Ганновер красиво контрастировал с видами сельской местности и…, с самим собой. Как и Гамбург, он был сильно разрушен бомбардировками во время Второй мировой. Современные здания и широкие пространства перемежались с островками архитектуры шестнадцатого века, отделанными деревом домами, протянувшимися вдоль тесных улочек, и старинными барочными садиками. Но при всей своей прелести все это было чуждо ему. Херберт предпочитал настоящую глубинку, в которой собственно и вырос. Речка, комары, лягушки и универсамчик на углу. Однако, проезжая по улицам, он был удивлен поразительной непохожестью этих двух лиц города.
Все совпадает, подумал Херберт, направляясь в сторону Ратенауплац. Вдобавок этот город имеет и два очень разных человеческих лиц.
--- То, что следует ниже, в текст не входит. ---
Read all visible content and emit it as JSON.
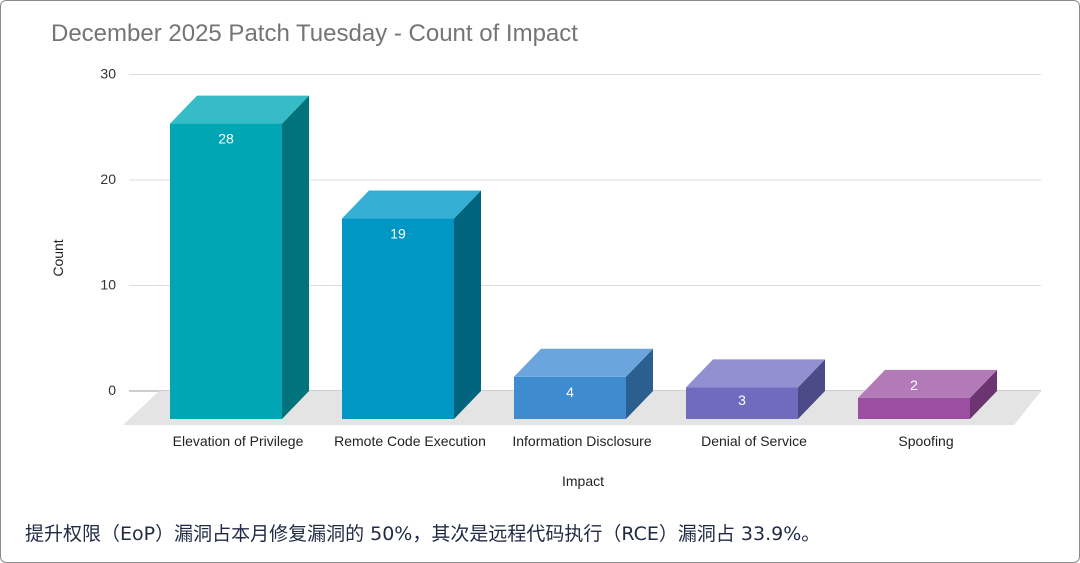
{
  "chart_data": {
    "type": "bar",
    "title": "December 2025 Patch Tuesday - Count of Impact",
    "xlabel": "Impact",
    "ylabel": "Count",
    "ylim": [
      0,
      30
    ],
    "yticks": [
      0,
      10,
      20,
      30
    ],
    "grid": true,
    "legend": "none",
    "categories": [
      "Elevation of Privilege",
      "Remote Code Execution",
      "Information Disclosure",
      "Denial of Service",
      "Spoofing"
    ],
    "values": [
      28,
      19,
      4,
      3,
      2
    ],
    "colors": [
      "#00a6b4",
      "#0097c4",
      "#3f8bd0",
      "#6f6cc0",
      "#9b4fa0"
    ],
    "side_colors": [
      "#00737d",
      "#00647f",
      "#2a5f8f",
      "#4c4a87",
      "#6d3472"
    ],
    "top_colors": [
      "#35bcc6",
      "#35afd3",
      "#6aa5de",
      "#9390d2",
      "#b27bb8"
    ]
  },
  "caption": "提升权限（EoP）漏洞占本月修复漏洞的 50%，其次是远程代码执行（RCE）漏洞占 33.9%。"
}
Большинство ресторанов и кафе были расположены в одной из самых причудливых частей города. Но за очарованием старинной архитектуры скрывался гадюшник. Херберт без труда нашел нужное место, просто последовав за тремя бритоголовыми мотоциклистами. Было ясно, что те направляются ну никак не в местный Музей современного искусства Шпренгеля.